しんしんと今も雪が降っている、いつ頃から降っているのだろう。
「今日はいい天気じゃのう。」
そう老人はつぶやく・・・。
そうだろうか?作者にはどう見ても雪が降っているようにしか見えないのだが。
「うるさいわい、このぐらいの雪ならば外に出て鍛練ができるではないか。吹雪いていないだけましじゃわい。はっ、わしは今誰に向かって叫んでいたのじゃ?」
「まあそんなことはどうでもいいわい。そうそうわしの名前はルテティアじゃ。ペンギンと格闘をこよなく愛するものじゃ。自称”連続技の達人”じゃ。夜は寝るのが早いのでくれぐれも電話などせんようにな。」
と、またまた誰に向かっていっているのかわからないことを言っている。もうボケているのだろうか?
「なにおう。」
うーむこの老人は私の考えていることがわかるのか。さすが”達人”というだけのことはある。
「お爺様、いったいさっきから何を叫んでいらっしゃるのですか?」
そう言って部屋に入ってきた人物は16歳くらいの少女である。お爺様ということはこの少女は孫ということか。明るく活発そうな雰囲気を持っている。肩あたりでそろえた緑色の髪(別に染めているわけではない、この世界ではいろいろな髪の色の人種がいるのだ。)、つぶらな大きな青い瞳、まずまずの美人である。惜しむらくは白衣をきているということだろうか。
「わしの時よりも説明が長いのう。ぶつぶつ。」
「ですからお爺様いったい誰に向かって話しているのですか?」
「おお、レインか。なにやらわしに向かって不快な思考を送ってくるやつがいるのでちょっと抗議していただけじゃ。」
「それではお爺様。私の考えていることもわかるのですか?」
「いや。誰の思考も読めるというわけではないぞ。」
レインは自分の思考が読まれていないことを知って内心ほっとした。ついでにこの祖父が老人にありがちなボケが始まったのでないこともわかってほっとした。
「おまえ、何を考えておる。」
「いえー、べっつにー。」
「何か目がわしを馬鹿にしていたようじゃが。」
「気のせいですよ。」
うーん、思考を読まないまでもすさまじい洞察力だわ。
「そういえば、昨日家が揺れたがあれはおまえさんの仕業か?」
ぎくっ、おそらくちょっとニトロの分量を間違えて爆発させてしまったことをいっているのだろう。まずい、ばれると夕食抜きかも。何とかごまかさなくては。

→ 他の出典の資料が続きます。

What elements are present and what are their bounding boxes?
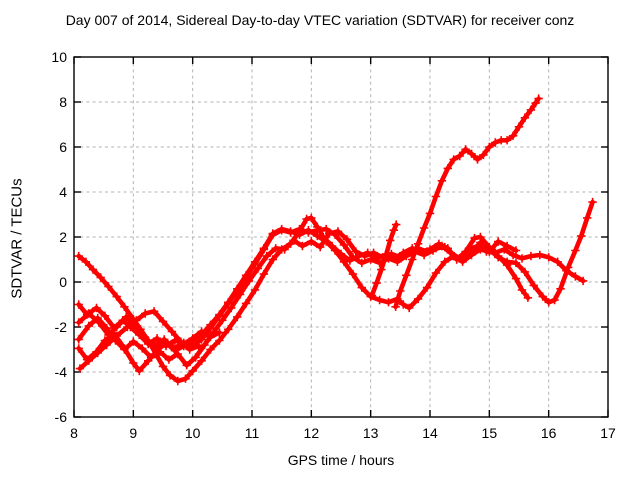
x-axis-title: GPS time / hours <box>287 452 395 468</box>
y-tick-label: 8 <box>59 94 67 110</box>
data-trace <box>77 309 201 371</box>
x-tick-label: 8 <box>70 425 78 441</box>
data-trace-markers <box>74 197 597 370</box>
x-tick-label: 12 <box>303 425 320 441</box>
data-trace-markers <box>367 220 401 300</box>
data-trace <box>76 215 531 384</box>
data-trace-markers <box>74 213 533 386</box>
chart-title: Day 007 of 2014, Sidereal Day-to-day VTE… <box>65 12 575 28</box>
data-trace-markers <box>74 224 521 376</box>
y-tick-label: -4 <box>54 364 67 380</box>
x-tick-label: 16 <box>540 425 557 441</box>
x-tick-label: 13 <box>362 425 379 441</box>
data-trace <box>393 96 541 310</box>
data-trace-markers <box>75 307 203 373</box>
y-tick-label: 2 <box>59 229 67 245</box>
y-tick-label: -6 <box>54 409 67 425</box>
y-tick-label: 0 <box>59 274 67 290</box>
x-tick-label: 9 <box>129 425 138 441</box>
y-tick-label: -2 <box>54 319 67 335</box>
x-tick-label: 15 <box>481 425 498 441</box>
x-tick-label: 17 <box>600 425 616 441</box>
x-tick-label: 11 <box>244 425 260 441</box>
x-tick-label: 14 <box>422 425 438 441</box>
y-tick-label: 6 <box>59 139 67 155</box>
y-tick-label: 4 <box>59 184 67 200</box>
x-tick-label: 10 <box>184 425 201 441</box>
data-trace-markers <box>391 94 543 311</box>
y-tick-label: 10 <box>51 49 67 65</box>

「いいえ、お爺様、ただの地震でしょう。私はその時寝ていましたよ。」
「そうか、でもおまえさんの部屋のランプが点いていたようじゃが。」
「そ、それは、本を読んでいてそのまま眠ってしまったからですわ。」
「ふむ、じゃあただの地震かの。」
「それよりお爺様、そろそろペンギンさん達が迎えにくるころですよ。」
「おっと、そうじゃったわい。」ルテティアは慌てて2階へ駆け上った。
コツコツ、戸をたたく音が聞こえる。
「あら、もう来ちゃったわ。お爺様、もうお迎えが来ましたよ。」
「すまんが、レインよ。ちょっと待っててくれと言っといてくれ。」
「しょうがないわね。」
コツコツ、またまた戸をたたく音が聞こえる。
「ハイハイ、今行きますよ。」レインがドアを開ける。
ペンギンが2匹レインを見上げている。
「ちょっと待っててね、お爺様はすぐくるから。」
ペンギン達はわからないようだった。相変わらずレインに何かを訴えているような目をしている。
「あーんもう、私はお爺様と違ってあなたと意思疎通ができないのよう。」
レインは困った。どうしよう・・・。そうだ身振り手振りでやってみよう。しかし、じじいがもうすぐ来るということをどう表現するというのだ。レインはまたまた困った。そうだ絵を見せてわからせよう。いやそんな物を書いている間にお爺様がくるだろう。うーん、どうしよう・・・。うずくまって頭を抱えたレインにペンギンが頭をなで始めた。どうやらレインが頭痛を起こしたものと勘違いしたらしい。
「おー、来たか。ってレインおまえ何を慰めてもらっているのだ?」
「お爺様、私はペンギンさん達とコミュニケーションが取れないのにどう応対しろっていうんですか。」レインはさめざめと泣いている。
「そういえばそうじゃったな。とにかくお疲れさん。わしは行ってくるぞい。さあ行くぞおまえ達。」
ペンギンはレインにお辞儀をして、ルテティアの後についていきました。
「なぜお爺様はペンギンと意志疎通ができるのかしら?」レインは開けっ放しのドアを閉めるのも忘れてしばらく茫然と突っ立っていました。
「いけない、部屋の爆発の証拠を抹消しなくては。」
レインはいそいで部屋に戻った。雪はなおもしんしんと降り積もっている。